Generally this happens for instance when you make restrictions on your diet, like eating a limited amount of fat or a limited amount of carbohydrates.

Some foods are designed to be tasty and make you eat more, sometimes your body won't compensate for that and you get on a calorie excess. Processed food and snacks are often in this category. By eating less of those, and more of whole foods you often will naturally reduce your calorie intake. Using less added sugar and fat is often helpful as well.

Going into details of how the body manages your calorie intake like your digestive system and the insulin system is interesting in itself, but it's usually not very relevant for adjusting your diet. This is because the way these affect your body is both non-obvious and often not as well known as it might seem.

Being on a caloric deficit is a sufficient condition for weight loss[0]. The composition of your diet will determine what ratio of it is actually fat/lean body mass, ie diets higher in protein will usually yield higher fat loss and keep more LBM. Exercise/resistance training is also a factor.

[0] https://www.ncbi.nlm.nih.gov/pubmed/1734671

>Would you say it's just a matter of calories in minus calories out?
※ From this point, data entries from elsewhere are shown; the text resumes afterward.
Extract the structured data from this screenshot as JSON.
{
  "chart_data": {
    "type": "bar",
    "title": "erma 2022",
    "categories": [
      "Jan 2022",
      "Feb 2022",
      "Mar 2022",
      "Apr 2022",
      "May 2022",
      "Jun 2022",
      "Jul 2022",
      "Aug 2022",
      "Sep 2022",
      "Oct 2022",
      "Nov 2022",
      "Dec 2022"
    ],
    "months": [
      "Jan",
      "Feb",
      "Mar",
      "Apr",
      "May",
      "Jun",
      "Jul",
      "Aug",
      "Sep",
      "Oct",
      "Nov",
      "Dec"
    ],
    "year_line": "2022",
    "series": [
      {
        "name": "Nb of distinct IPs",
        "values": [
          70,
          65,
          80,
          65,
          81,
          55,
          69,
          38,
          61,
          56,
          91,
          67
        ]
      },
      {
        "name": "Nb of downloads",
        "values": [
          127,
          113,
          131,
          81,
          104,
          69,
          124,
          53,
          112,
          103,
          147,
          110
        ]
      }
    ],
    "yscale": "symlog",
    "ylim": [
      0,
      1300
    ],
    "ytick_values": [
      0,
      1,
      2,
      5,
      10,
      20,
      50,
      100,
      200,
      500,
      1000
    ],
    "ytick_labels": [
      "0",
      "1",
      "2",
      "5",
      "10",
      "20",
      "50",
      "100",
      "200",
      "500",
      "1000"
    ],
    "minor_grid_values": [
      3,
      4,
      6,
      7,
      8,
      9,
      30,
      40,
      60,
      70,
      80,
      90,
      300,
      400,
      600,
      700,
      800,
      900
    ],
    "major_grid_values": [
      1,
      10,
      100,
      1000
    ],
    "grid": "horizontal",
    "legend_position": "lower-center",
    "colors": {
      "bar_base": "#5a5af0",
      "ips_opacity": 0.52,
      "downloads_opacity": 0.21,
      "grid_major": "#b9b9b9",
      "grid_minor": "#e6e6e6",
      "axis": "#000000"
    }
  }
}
Strictly speaking , yes, Otherwise, no it is not. If one were to really calculate calories in/out that would be really complicated: you have to consider many factors for example energy required to digest food, energy extracted from the food, energy lost as body heat etc. as far as I vaguely recollect, even something like body heat burns more calories that vigorous exercise.

In general the calorie obsession is nonsense. Just because some scientific sounding jargon is thrown in does not make it well thought off. On a 'good' diet most people will never have to count the calories. Again the takeaway should be that you can fool most people, most of the time. Treat any subject that has popular endorsement with skepticism.

What's crucial is how it raises your insulin level. So No.

Start by eating homemade food and don't eat take-out or processed foods. Avoid Snacking.